Page 92 of Breaking Her


Font Size:  

My jaw was slack, and so my first assumption was that I'd been drooling on myself, but as the drip, drip, drip continued, I realized there was too much of it, whatever it was, for that.

Had I thrown up on myself? I wondered. It seemed as likely as anything. My mouth tasted foul enough for it, acid burning in my throat.

I kept my eyes trained straight ahead, at the stained yellow wall in front of me as I took a shaking hand and wiped my chin. I held it up all the way to eye level, not lowering my gaze even an inch to see what it was.

Red. So much red, but as I saw it I was not completely surprised. I felt at my lips, and to this day I wonder, I honestly have no recollection, which one of us had ravaged them, bit them bloody, that monster in his depravity, or me, in my anguish?

What do I do now? I thought. Call the police? Bitterness filled me at the thought.

Someone was pounding on the front door. I went from numb to trembling again.

But then I heard a frantic Dante calling, "Scarlett! Are you in there? Scarlett!"

I broke. Into a million pieces. In relief. In renewed horror.

I started sobbing and made my unsteady way to the door, fumbling with the lock in my rush to let him in.

Some part of me had shut off, slipped inward, gone dead, perhaps, for the duration of the nightmare.

It took seeing Dante's face to bring me back, to realize, and start to deal with the horror of what had happened to me.

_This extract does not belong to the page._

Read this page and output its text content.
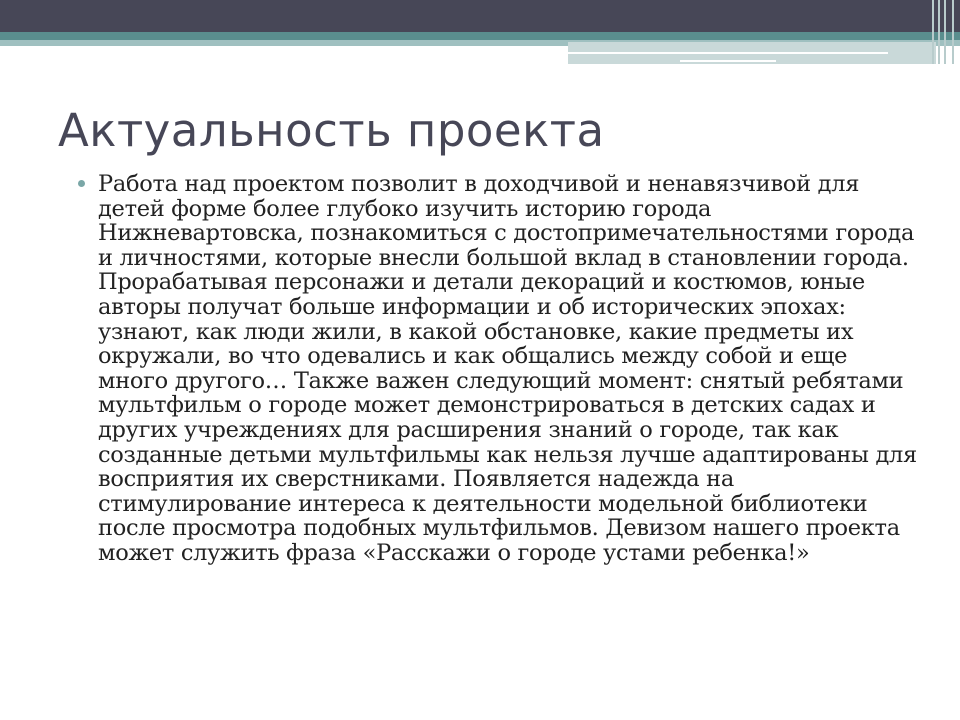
Актуальность проекта

Работа над проектом позволит в доходчивой и ненавязчивой для детей форме более глубоко изучить историю города Нижневартовска, познакомиться с достопримечательностями города и личностями, которые внесли большой вклад в становлении города. Прорабатывая персонажи и детали декораций и костюмов, юные авторы получат больше информации и об исторических эпохах: узнают, как люди жили, в какой обстановке, какие предметы их окружали, во что одевались и как общались между собой и еще много другого… Также важен следующий момент: снятый ребятами мультфильм о городе может демонстрироваться в детских садах и других учреждениях для расширения знаний о городе, так как созданные детьми мультфильмы как нельзя лучше адаптированы для восприятия их сверстниками. Появляется надежда на стимулирование интереса к деятельности модельной библиотеки после просмотра подобных мультфильмов. Девизом нашего проекта может служить фраза «Расскажи о городе устами ребенка!»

A dozen expressions flitted across his face as he took me in. First shock, then horror, then anguish as he started to connect the dots.

I looked down at myself. I was naked, which I'd as good as forgotten, but that wasn't the worst of it.

Bruises were already mottling my torso, my wrists and ankles raw, open wounds from struggling against the ropes.

And there was blood, a lot of it, all over my thighs.

I crumpled with a sob.

With a low sob of his own, he caught me.

He didn't ask me anything at first, just held me, stroked me, carried me inside, sat down on the couch and tried, around his own helpless sobs, to calm me down.

And when I'd quieted, and was just lying against him, hoping that I never had to leave his arms ever again for my whole miserable life, he asked me only one thing.

"Where is he?" His quiet voice bled like murder into the air.

Of course he'd connected the dots as soon as he'd seen the state I was in. Harris's car was right outside.

I started trembling anew. I shut my eyes and leaned heavily into him. I couldn't bring myself to answer him, and after a time he tried to stand, but I clung to him and cried.

It had sunk in. What had happened to me.

But more than that. What I'd done.

Who I was and what I'd done.

Eventually he had to pick me up and take me with him. I didn't make it easy for him to search my grandma's house, but at least there wasn't much to search.

It took him extra time to get my door open while still holding me clutched to his chest, but he managed.

I didn't look, but his reaction was far calmer than I'd expected.

His breathing barely changed as he took in the cop I'd killed.

"I'm going to jail," I said wretchedly.